Jeremy Grantham, chief investment strategist at Grantham Mayo van Otterloo &Co., provided our third forecast.
On February 7, 2013, Bloomberg quoted Grantham: "All global assets are once again overpriced." He described emerging market stocks, Japanese stocks and European stocks as only a little expensive. How'd that turn out?
- The S&P 500 Index returned 32.4 percent
- The MSCI EAFE Index returned 23.3 percent.
Our final forecast is interesting because it came from Chris Martenson, a "world-renowned expert on identifying dangerous, yet hidden, exponential growth patterns in global economies, energy demand and food consumption." In March 2013, Martensen was predicting that a 60 percent stock market collapse will strike in the next three months. On March 13, 2013, moneynews noted that "Martenson's opinion isn't to be taken lightly, as his research is highly regarded by the United Nations, UK Parliament and Fortune 500 companies." They warned that Martenson's forecast was based on a "new alarming pattern" he identified - the "a dreaded triple top" (click to view image).
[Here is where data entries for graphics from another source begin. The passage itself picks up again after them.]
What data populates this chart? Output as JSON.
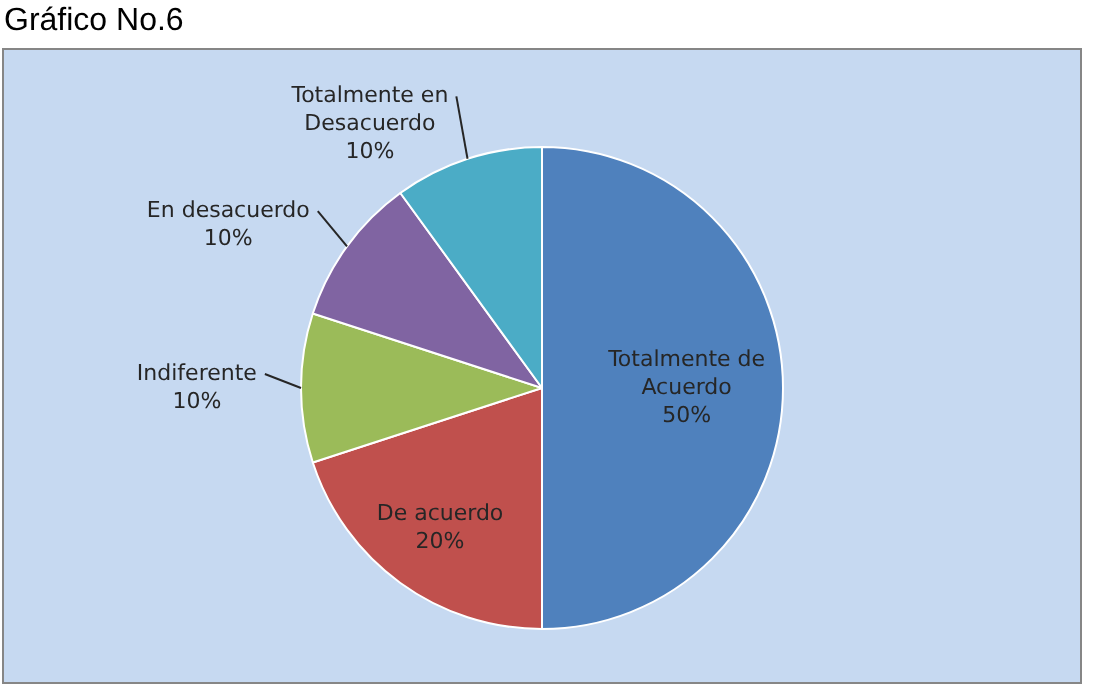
{
  "chart_data": {
    "type": "pie",
    "title": "Gráfico No.6",
    "categories": [
      "Totalmente de Acuerdo",
      "De acuerdo",
      "Indiferente",
      "En desacuerdo",
      "Totalmente en Desacuerdo"
    ],
    "values": [
      50,
      20,
      10,
      10,
      10
    ],
    "value_labels": [
      "50%",
      "20%",
      "10%",
      "10%",
      "10%"
    ],
    "colors": [
      "#4f81bd",
      "#c0504d",
      "#9bbb59",
      "#8064a2",
      "#4bacc6"
    ],
    "legend": false
  }
}
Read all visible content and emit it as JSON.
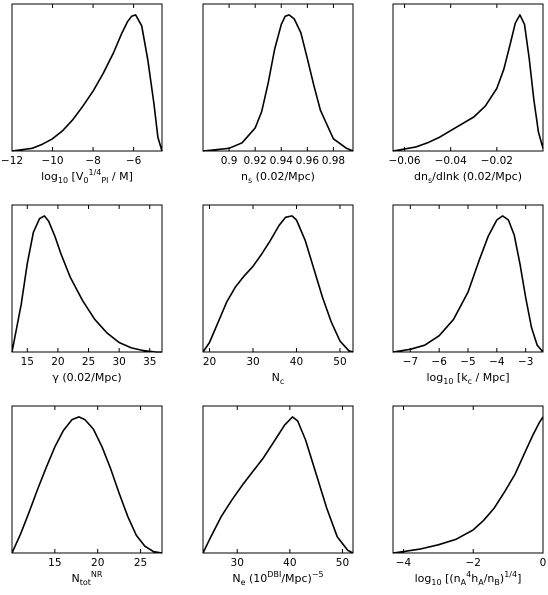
{
  "chart_data": [
    {
      "type": "line",
      "title": "",
      "xlabel": {
        "main": "log",
        "sub": "10",
        "rest": " [V",
        "sub2": "0",
        "sup": "1/4",
        "tail": " / M",
        "sub3": "Pl",
        "end": "]"
      },
      "ylabel": "",
      "xlim": [
        -12,
        -4.6
      ],
      "ylim": [
        0,
        1.08
      ],
      "xticks": [
        -12,
        -10,
        -8,
        -6
      ],
      "xtick_labels": [
        "−12",
        "−10",
        "−8",
        "−6"
      ],
      "x": [
        -12,
        -11,
        -10.5,
        -10,
        -9.5,
        -9,
        -8.5,
        -8,
        -7.5,
        -7,
        -6.6,
        -6.3,
        -6.1,
        -5.9,
        -5.6,
        -5.3,
        -5.0,
        -4.8,
        -4.6
      ],
      "y": [
        0.0,
        0.02,
        0.05,
        0.09,
        0.15,
        0.23,
        0.33,
        0.44,
        0.57,
        0.72,
        0.86,
        0.95,
        0.99,
        1.0,
        0.92,
        0.67,
        0.35,
        0.1,
        0.0
      ]
    },
    {
      "type": "line",
      "title": "",
      "xlabel": {
        "main": "n",
        "sub": "s",
        "rest": " (0.02/Mpc)"
      },
      "ylabel": "",
      "xlim": [
        0.88,
        0.995
      ],
      "ylim": [
        0,
        1.08
      ],
      "xticks": [
        0.9,
        0.92,
        0.94,
        0.96,
        0.98
      ],
      "xtick_labels": [
        "0.9",
        "0.92",
        "0.94",
        "0.96",
        "0.98"
      ],
      "x": [
        0.88,
        0.9,
        0.91,
        0.92,
        0.925,
        0.93,
        0.935,
        0.94,
        0.943,
        0.946,
        0.95,
        0.955,
        0.96,
        0.965,
        0.97,
        0.98,
        0.99,
        0.995
      ],
      "y": [
        0.0,
        0.02,
        0.06,
        0.17,
        0.29,
        0.5,
        0.75,
        0.93,
        0.99,
        1.0,
        0.97,
        0.87,
        0.68,
        0.48,
        0.3,
        0.09,
        0.02,
        0.0
      ]
    },
    {
      "type": "line",
      "title": "",
      "xlabel": {
        "main": "dn",
        "sub": "s",
        "rest": "/dlnk (0.02/Mpc)"
      },
      "ylabel": "",
      "xlim": [
        -0.065,
        0.0
      ],
      "ylim": [
        0,
        1.08
      ],
      "xticks": [
        -0.06,
        -0.04,
        -0.02
      ],
      "xtick_labels": [
        "−0.06",
        "−0.04",
        "−0.02"
      ],
      "x": [
        -0.065,
        -0.055,
        -0.05,
        -0.045,
        -0.04,
        -0.035,
        -0.03,
        -0.025,
        -0.02,
        -0.017,
        -0.014,
        -0.012,
        -0.01,
        -0.008,
        -0.006,
        -0.004,
        -0.002,
        0.0
      ],
      "y": [
        0.0,
        0.03,
        0.06,
        0.1,
        0.15,
        0.2,
        0.25,
        0.33,
        0.46,
        0.6,
        0.8,
        0.94,
        1.0,
        0.93,
        0.68,
        0.38,
        0.14,
        0.02
      ]
    },
    {
      "type": "line",
      "title": "",
      "xlabel": {
        "main": "γ (0.02/Mpc)"
      },
      "ylabel": "",
      "xlim": [
        12.5,
        37
      ],
      "ylim": [
        0,
        1.08
      ],
      "xticks": [
        15,
        20,
        25,
        30,
        35
      ],
      "xtick_labels": [
        "15",
        "20",
        "25",
        "30",
        "35"
      ],
      "x": [
        12.5,
        14,
        15,
        16,
        17,
        17.8,
        18.5,
        19.5,
        20.5,
        22,
        24,
        26,
        28,
        30,
        32,
        34,
        36,
        37
      ],
      "y": [
        0.0,
        0.35,
        0.65,
        0.88,
        0.98,
        1.0,
        0.96,
        0.85,
        0.72,
        0.55,
        0.38,
        0.24,
        0.14,
        0.07,
        0.03,
        0.01,
        0.0,
        0.0
      ]
    },
    {
      "type": "line",
      "title": "",
      "xlabel": {
        "main": "N",
        "sub": "c"
      },
      "ylabel": "",
      "xlim": [
        18.5,
        53
      ],
      "ylim": [
        0,
        1.08
      ],
      "xticks": [
        20,
        30,
        40,
        50
      ],
      "xtick_labels": [
        "20",
        "30",
        "40",
        "50"
      ],
      "x": [
        18.5,
        20,
        22,
        24,
        26,
        28,
        30,
        32,
        34,
        36,
        37.5,
        39,
        40,
        42,
        44,
        46,
        48,
        50,
        52,
        53
      ],
      "y": [
        0.0,
        0.07,
        0.22,
        0.37,
        0.48,
        0.56,
        0.63,
        0.72,
        0.82,
        0.93,
        0.99,
        1.0,
        0.97,
        0.82,
        0.61,
        0.4,
        0.22,
        0.08,
        0.01,
        0.0
      ]
    },
    {
      "type": "line",
      "title": "",
      "xlabel": {
        "main": "log",
        "sub": "10",
        "rest": " [k",
        "sub2": "c",
        "tail": " / Mpc]"
      },
      "ylabel": "",
      "xlim": [
        -7.6,
        -2.4
      ],
      "ylim": [
        0,
        1.08
      ],
      "xticks": [
        -7,
        -6,
        -5,
        -4,
        -3
      ],
      "xtick_labels": [
        "−7",
        "−6",
        "−5",
        "−4",
        "−3"
      ],
      "x": [
        -7.6,
        -7,
        -6.5,
        -6,
        -5.5,
        -5,
        -4.6,
        -4.3,
        -4,
        -3.8,
        -3.6,
        -3.4,
        -3.2,
        -3,
        -2.8,
        -2.6,
        -2.4
      ],
      "y": [
        0.0,
        0.02,
        0.05,
        0.12,
        0.24,
        0.44,
        0.68,
        0.85,
        0.97,
        1.0,
        0.97,
        0.86,
        0.65,
        0.4,
        0.18,
        0.05,
        0.0
      ]
    },
    {
      "type": "line",
      "title": "",
      "xlabel": {
        "main": "N",
        "sub": "tot",
        "sup": "NR"
      },
      "ylabel": "",
      "xlim": [
        10,
        27.5
      ],
      "ylim": [
        0,
        1.08
      ],
      "xticks": [
        15,
        20,
        25
      ],
      "xtick_labels": [
        "15",
        "20",
        "25"
      ],
      "x": [
        10,
        11,
        12,
        13,
        14,
        15,
        16,
        17,
        17.8,
        18.5,
        19.5,
        20.5,
        21.5,
        22.5,
        23.5,
        24.5,
        25.5,
        26.5,
        27.5
      ],
      "y": [
        0.0,
        0.14,
        0.3,
        0.47,
        0.63,
        0.78,
        0.9,
        0.98,
        1.0,
        0.98,
        0.91,
        0.78,
        0.62,
        0.44,
        0.27,
        0.13,
        0.05,
        0.01,
        0.0
      ]
    },
    {
      "type": "line",
      "title": "",
      "xlabel": {
        "main": "N",
        "sub": "e",
        "sup": "DBI",
        "rest": " (10",
        "sup2": "−5",
        "tail": "/Mpc)"
      },
      "ylabel": "",
      "xlim": [
        23.5,
        52
      ],
      "ylim": [
        0,
        1.08
      ],
      "xticks": [
        30,
        40,
        50
      ],
      "xtick_labels": [
        "30",
        "40",
        "50"
      ],
      "x": [
        23.5,
        25,
        27,
        29,
        31,
        33,
        35,
        37,
        39,
        40.5,
        41.5,
        43,
        45,
        47,
        49,
        51,
        52
      ],
      "y": [
        0.0,
        0.12,
        0.27,
        0.39,
        0.5,
        0.6,
        0.7,
        0.82,
        0.94,
        1.0,
        0.97,
        0.83,
        0.58,
        0.33,
        0.12,
        0.02,
        0.0
      ]
    },
    {
      "type": "line",
      "title": "",
      "xlabel": {
        "main": "log",
        "sub": "10",
        "rest": " [(n",
        "sub2": "A",
        "rest2": "h",
        "sup": "4",
        "sub3": "A",
        "tail": "/n",
        "sub4": "B",
        "end": ")",
        "sup2": "1/4",
        "end2": "]"
      },
      "ylabel": "",
      "xlim": [
        -4.3,
        0
      ],
      "ylim": [
        0,
        1.08
      ],
      "xticks": [
        -4,
        -2,
        0
      ],
      "xtick_labels": [
        "−4",
        "−2",
        "0"
      ],
      "x": [
        -4.3,
        -4,
        -3.5,
        -3,
        -2.5,
        -2,
        -1.7,
        -1.4,
        -1.1,
        -0.8,
        -0.5,
        -0.3,
        -0.1,
        0.0
      ],
      "y": [
        0.0,
        0.01,
        0.03,
        0.06,
        0.1,
        0.17,
        0.24,
        0.33,
        0.45,
        0.58,
        0.75,
        0.86,
        0.96,
        1.0
      ]
    }
  ]
}
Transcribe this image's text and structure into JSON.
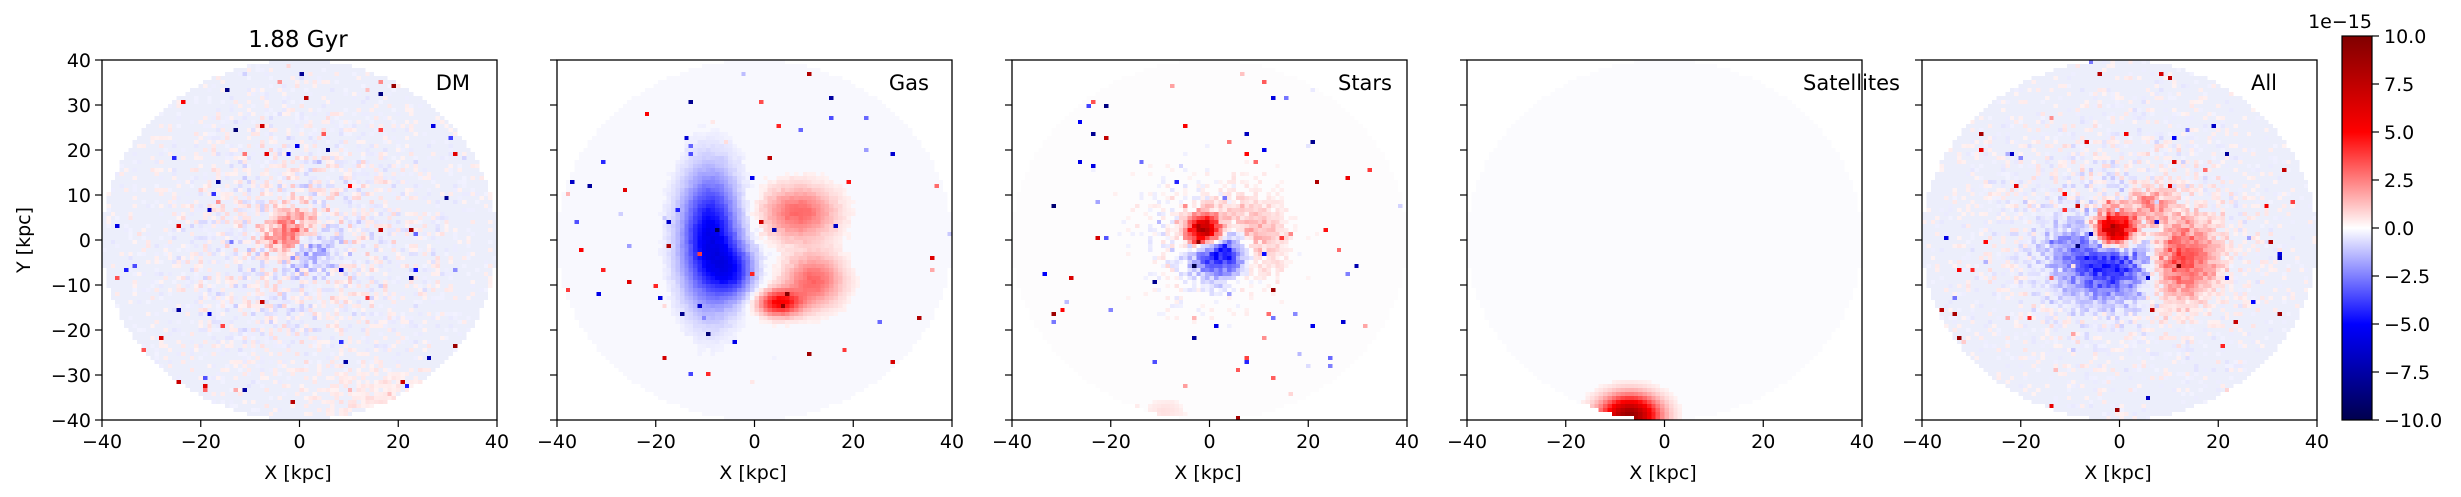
{
  "figure": {
    "colorbar": {
      "ticks": [
        "−10.0",
        "−7.5",
        "−5.0",
        "−2.5",
        "0.0",
        "2.5",
        "5.0",
        "7.5",
        "10.0"
      ],
      "offset_label": "1e−15",
      "colormap": "seismic",
      "range": [
        -10.0,
        10.0
      ]
    }
  },
  "chart_data": [
    {
      "type": "heatmap",
      "title": "1.88 Gyr",
      "label": "DM",
      "xlabel": "X [kpc]",
      "ylabel": "Y [kpc]",
      "xlim": [
        -40,
        40
      ],
      "ylim": [
        -40,
        40
      ],
      "xticks": [
        "−40",
        "−20",
        "0",
        "20",
        "40"
      ],
      "yticks": [
        "40",
        "30",
        "20",
        "10",
        "0",
        "−10",
        "−20",
        "−30",
        "−40"
      ],
      "disk_radius_kpc": 40,
      "background_color": "#eceefb",
      "blobs": [
        {
          "x": -1,
          "y": 1,
          "sx": 3.5,
          "sy": 3.5,
          "v": 5.0
        },
        {
          "x": 1,
          "y": -1,
          "sx": 3.5,
          "sy": 3.5,
          "v": -4.0
        },
        {
          "x": 14,
          "y": -34,
          "sx": 10,
          "sy": 4,
          "v": 0.4
        }
      ],
      "noise": 1.6,
      "noise_falloff_kpc": 25
    },
    {
      "type": "heatmap",
      "title": "",
      "label": "Gas",
      "xlabel": "X [kpc]",
      "ylabel": "",
      "xlim": [
        -40,
        40
      ],
      "ylim": [
        -40,
        40
      ],
      "xticks": [
        "−40",
        "−20",
        "0",
        "20",
        "40"
      ],
      "yticks": [],
      "disk_radius_kpc": 40,
      "background_color": "#f8f8fe",
      "blobs": [
        {
          "x": -9,
          "y": 0,
          "sx": 4,
          "sy": 10,
          "v": -5.5
        },
        {
          "x": -4,
          "y": -7,
          "sx": 3,
          "sy": 4,
          "v": -3.0
        },
        {
          "x": 9,
          "y": 6,
          "sx": 5,
          "sy": 4,
          "v": 3.0
        },
        {
          "x": 12,
          "y": -9,
          "sx": 4,
          "sy": 4,
          "v": 3.0
        },
        {
          "x": 5,
          "y": -14,
          "sx": 3,
          "sy": 2,
          "v": 5.0
        }
      ],
      "noise": 0.3,
      "noise_falloff_kpc": 20
    },
    {
      "type": "heatmap",
      "title": "",
      "label": "Stars",
      "xlabel": "X [kpc]",
      "ylabel": "",
      "xlim": [
        -40,
        40
      ],
      "ylim": [
        -40,
        40
      ],
      "xticks": [
        "−40",
        "−20",
        "0",
        "20",
        "40"
      ],
      "yticks": [],
      "disk_radius_kpc": 40,
      "background_color": "#fdfcfd",
      "blobs": [
        {
          "x": -1,
          "y": 2,
          "sx": 2.5,
          "sy": 2.5,
          "v": 9.0
        },
        {
          "x": 2,
          "y": -3,
          "sx": 3.5,
          "sy": 3.5,
          "v": -5.5
        },
        {
          "x": 9,
          "y": 1,
          "sx": 4,
          "sy": 6,
          "v": 1.5
        },
        {
          "x": -9,
          "y": -38,
          "sx": 3,
          "sy": 2,
          "v": 0.6
        }
      ],
      "noise": 1.8,
      "noise_falloff_kpc": 10
    },
    {
      "type": "heatmap",
      "title": "",
      "label": "Satellites",
      "xlabel": "X [kpc]",
      "ylabel": "",
      "xlim": [
        -40,
        40
      ],
      "ylim": [
        -40,
        40
      ],
      "xticks": [
        "−40",
        "−20",
        "0",
        "20",
        "40"
      ],
      "yticks": [],
      "disk_radius_kpc": 40,
      "background_color": "#fbfbfe",
      "blobs": [
        {
          "x": -7,
          "y": -39,
          "sx": 4,
          "sy": 3,
          "v": 9.0
        }
      ],
      "noise": 0,
      "noise_falloff_kpc": 10
    },
    {
      "type": "heatmap",
      "title": "",
      "label": "All",
      "xlabel": "X [kpc]",
      "ylabel": "",
      "xlim": [
        -40,
        40
      ],
      "ylim": [
        -40,
        40
      ],
      "xticks": [
        "−40",
        "−20",
        "0",
        "20",
        "40"
      ],
      "yticks": [],
      "disk_radius_kpc": 40,
      "background_color": "#eceefb",
      "blobs": [
        {
          "x": -1,
          "y": 2,
          "sx": 3,
          "sy": 3,
          "v": 10.0
        },
        {
          "x": -2,
          "y": -4,
          "sx": 7,
          "sy": 6,
          "v": -5.0
        },
        {
          "x": 12,
          "y": -4,
          "sx": 5,
          "sy": 6,
          "v": 4.0
        },
        {
          "x": 6,
          "y": 8,
          "sx": 3,
          "sy": 3,
          "v": 2.0
        }
      ],
      "noise": 1.6,
      "noise_falloff_kpc": 25
    }
  ]
}
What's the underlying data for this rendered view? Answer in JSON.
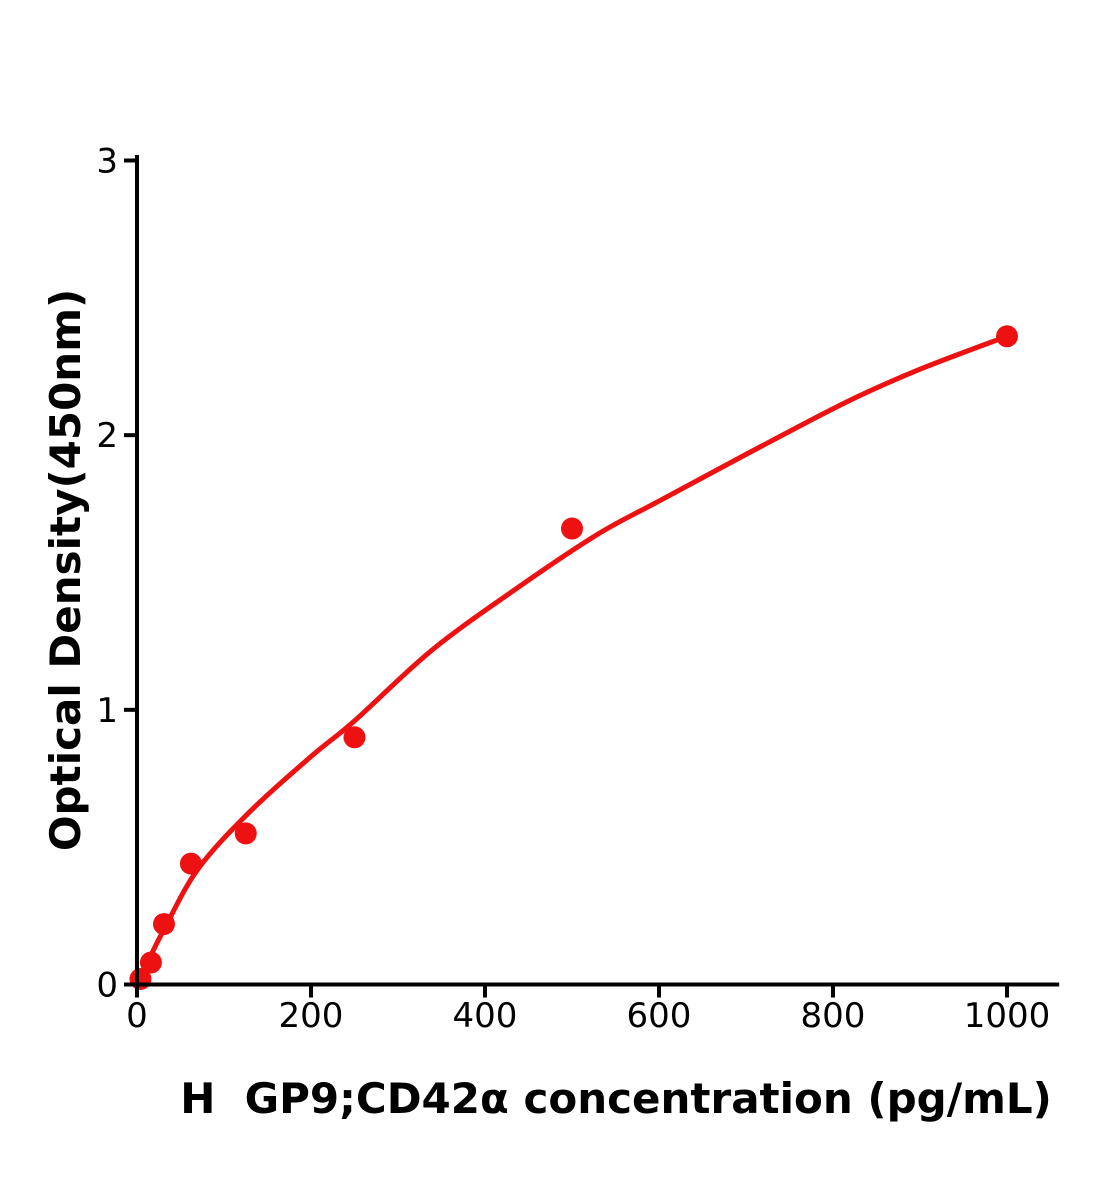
{
  "page": {
    "background": "#ffffff"
  },
  "chart_data": {
    "type": "scatter",
    "title": "",
    "xlabel": "H  GP9;CD42α concentration (pg/mL)",
    "ylabel": "Optical Density(450nm)",
    "xlim": [
      0,
      1060
    ],
    "ylim": [
      0,
      3.02
    ],
    "x_ticks": [
      0,
      200,
      400,
      600,
      800,
      1000
    ],
    "y_ticks": [
      0,
      1,
      2,
      3
    ],
    "grid": false,
    "legend": null,
    "axis_color": "#000000",
    "text_color": "#000000",
    "series": [
      {
        "name": "standard-points",
        "kind": "scatter",
        "color": "#ee1111",
        "marker": "circle",
        "points": [
          [
            4,
            0.02
          ],
          [
            16,
            0.08
          ],
          [
            31,
            0.22
          ],
          [
            62,
            0.44
          ],
          [
            125,
            0.55
          ],
          [
            250,
            0.9
          ],
          [
            500,
            1.66
          ],
          [
            1000,
            2.36
          ]
        ]
      },
      {
        "name": "fitted-curve",
        "kind": "line",
        "color": "#ee1111",
        "points": [
          [
            0,
            0.0
          ],
          [
            15,
            0.1
          ],
          [
            31,
            0.2
          ],
          [
            70,
            0.42
          ],
          [
            130,
            0.63
          ],
          [
            200,
            0.83
          ],
          [
            250,
            0.96
          ],
          [
            340,
            1.22
          ],
          [
            440,
            1.45
          ],
          [
            530,
            1.64
          ],
          [
            600,
            1.76
          ],
          [
            700,
            1.93
          ],
          [
            815,
            2.12
          ],
          [
            900,
            2.24
          ],
          [
            1000,
            2.36
          ]
        ]
      }
    ]
  }
}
Martenson's research had led him to conclude that the market has proven patterns, including the dreaded "triple top." The article continued: The first "top" was in 1999, followed by a 60 percent market decline. The second "top" was in 2007, again followed by a 60 percent market plunge. And a third top has now formed, and a 60 percent stock market drop is not only inevitable, but that it could strike at any moment.
On the day before his forecast was published the S&P 500 had closed at 1,552. It ended the year at 1,848. A 60 percent drop would have put the index at 621. Martenson was only off by 1,227 points.
These examples demonstrate why Warren Buffett warns investors to ignore all forecasts because they tell you nothing about where the market is headed, though they do tell you a lot about the person making the forecast.